I am trying to find out why our SQL server suddenly hanged and It became normal after restart
Symptoms:
Java threads started getting stuck, figured out that the Java JDBC connections started hanging without any response from DB which caused threads to stuck
All connections (around 100 ) were active until SQL server was restarted. Finally, DB connections were closed by DB after restart. Java JDBC connection received 'Connection reset by peer' AFTER DB was restarted
Impact duration : 5 hours (until restart)
Tech stack:
Limitation: Team had restarted the SQL server before we can export any statistics from DB and even doubtful whether we were able to run statistic SQL queries before SQL server restarted as the DB was hanged already
Findings/actions: After DB was restarted, I tried to extract statistics from dm_exec_query_stats, however, it tracks queries based on last run time only. There was no result for affected period. Same scenario for dm_os_waiting_tasks as well. Server team say that the CPU and Memory usage were normal (I still to receive complete report)
Could see no error/problem from Windows event log and cluster logs.

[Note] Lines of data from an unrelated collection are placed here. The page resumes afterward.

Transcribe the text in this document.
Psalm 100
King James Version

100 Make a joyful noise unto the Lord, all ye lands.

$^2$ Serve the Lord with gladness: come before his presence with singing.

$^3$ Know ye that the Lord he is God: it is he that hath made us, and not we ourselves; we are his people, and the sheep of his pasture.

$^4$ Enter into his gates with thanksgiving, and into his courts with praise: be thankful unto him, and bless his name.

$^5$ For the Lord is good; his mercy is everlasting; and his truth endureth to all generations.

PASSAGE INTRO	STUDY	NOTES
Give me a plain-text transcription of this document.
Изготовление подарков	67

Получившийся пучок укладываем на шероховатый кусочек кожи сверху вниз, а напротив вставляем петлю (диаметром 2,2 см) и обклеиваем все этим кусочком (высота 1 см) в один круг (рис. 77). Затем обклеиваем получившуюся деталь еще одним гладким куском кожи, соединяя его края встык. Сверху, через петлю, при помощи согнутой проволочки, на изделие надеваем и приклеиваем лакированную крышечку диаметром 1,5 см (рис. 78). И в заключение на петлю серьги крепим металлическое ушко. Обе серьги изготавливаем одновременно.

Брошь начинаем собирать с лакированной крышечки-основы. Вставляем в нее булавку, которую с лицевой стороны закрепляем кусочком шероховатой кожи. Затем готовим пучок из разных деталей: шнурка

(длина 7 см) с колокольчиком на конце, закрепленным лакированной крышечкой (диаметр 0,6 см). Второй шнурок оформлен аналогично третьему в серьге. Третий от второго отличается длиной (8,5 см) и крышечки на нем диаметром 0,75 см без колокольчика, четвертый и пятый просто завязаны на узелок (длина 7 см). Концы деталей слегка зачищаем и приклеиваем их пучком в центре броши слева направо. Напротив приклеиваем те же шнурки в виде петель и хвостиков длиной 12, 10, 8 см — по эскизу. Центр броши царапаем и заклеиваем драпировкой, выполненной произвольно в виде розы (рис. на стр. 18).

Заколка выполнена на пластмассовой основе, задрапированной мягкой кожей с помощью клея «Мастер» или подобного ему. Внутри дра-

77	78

They look normal
Some Google sources say that some queries may consume complete CPU which may make SQL server to hang, some others say that some queries might have made blocking.
It may look simple or common for SQL server experts/DBA, however, I have googled for finding out relevant issue and resolution, however they doesn't seem to help
Tried these queries but no joy
SELECT deqs.last_execution_time AS [Time], dest.TEXT AS [Query], dbid, deqs.*
FROM sys.dm_exec_query_stats AS deqs
CROSS APPLY sys.dm_exec_sql_text(deqs.sql_handle) AS dest
where deqs.last_execution_time between '2020-09-29 13:16:52.710' and '2020-09-29 23:16:52.710'
ORDER BY deqs.last_execution_time DESC ;
SELECT
qs.sql_handle,
qs.execution_count,
qs.total_worker_time AS Total_CPU,
total_CPU_inSeconds = --Converted from microseconds
qs.total_worker_time/1000000,
average_CPU_inSeconds = --Converted from microseconds
(qs.total_worker_time/1000000) / qs.execution_count,
qs.total_elapsed_time,
total_elapsed_time_inSeconds = --Converted from microseconds
qs.total_elapsed_time/1000000,
st.text,qs.query_hash,
qp.query_plan
FROM
sys.dm_exec_query_stats AS qs
CROSS APPLY
sys.dm_exec_sql_text(qs.sql_handle) AS st
CROSS APPLY
sys.dm_exec_query_plan (qs.plan_handle) AS qp
where qs.last_execution_time between '2020-09-29 13:16:52.710' and '2020-09-29 23:16:52.710'
ORDER BY
qs.total_worker_time DESC;
--View waiting tasks per connection
SELECT st.text AS [SQL Text], c.connection_id, w.session_id,
w.wait_duration_ms, w.wait_type, w.resource_address,
w.blocking_session_id, w.resource_description, c.client_net_address, c.connect_time
FROM sys.dm_os_waiting_tasks AS w
INNER JOIN sys.dm_exec_connections AS c ON w.session_id = c.session_id
CROSS APPLY (SELECT * FROM sys.dm_exec_sql_text(c.most_recent_sql_handle)) AS st
WHERE w.session_id > 50 AND w.wait_duration_ms > 0
ORDER BY c.connection_id, w.session_id
GO
-- View waiting tasks for all user processes with additional information
SELECT 'Waiting_tasks' AS [Information], owt.session_id,
owt.wait_duration_ms, owt.wait_type, owt.blocking_session_id,
owt.resource_description, es.program_name, est.text,
est.dbid, eqp.query_plan, er.database_id, es.cpu_time,
es.memory_usage*8 AS memory_usage_KB
FROM sys.dm_os_waiting_tasks owt
INNER JOIN sys.dm_exec_sessions es ON owt.session_id = es.session_id
INNER JOIN sys.dm_exec_requests er ON es.session_id = er.session_id
OUTER APPLY sys.dm_exec_sql_text (er.sql_handle) est
OUTER APPLY sys.dm_exec_query_plan (er.plan_handle) eqp
WHERE es.is_user_process = 1
ORDER BY owt.session_id;
GO;
The problem was resolved
Root cause: DB session was not committed after update query. Hence all other threads (accessing same row of the table) started to wait for locks which consumed all threads.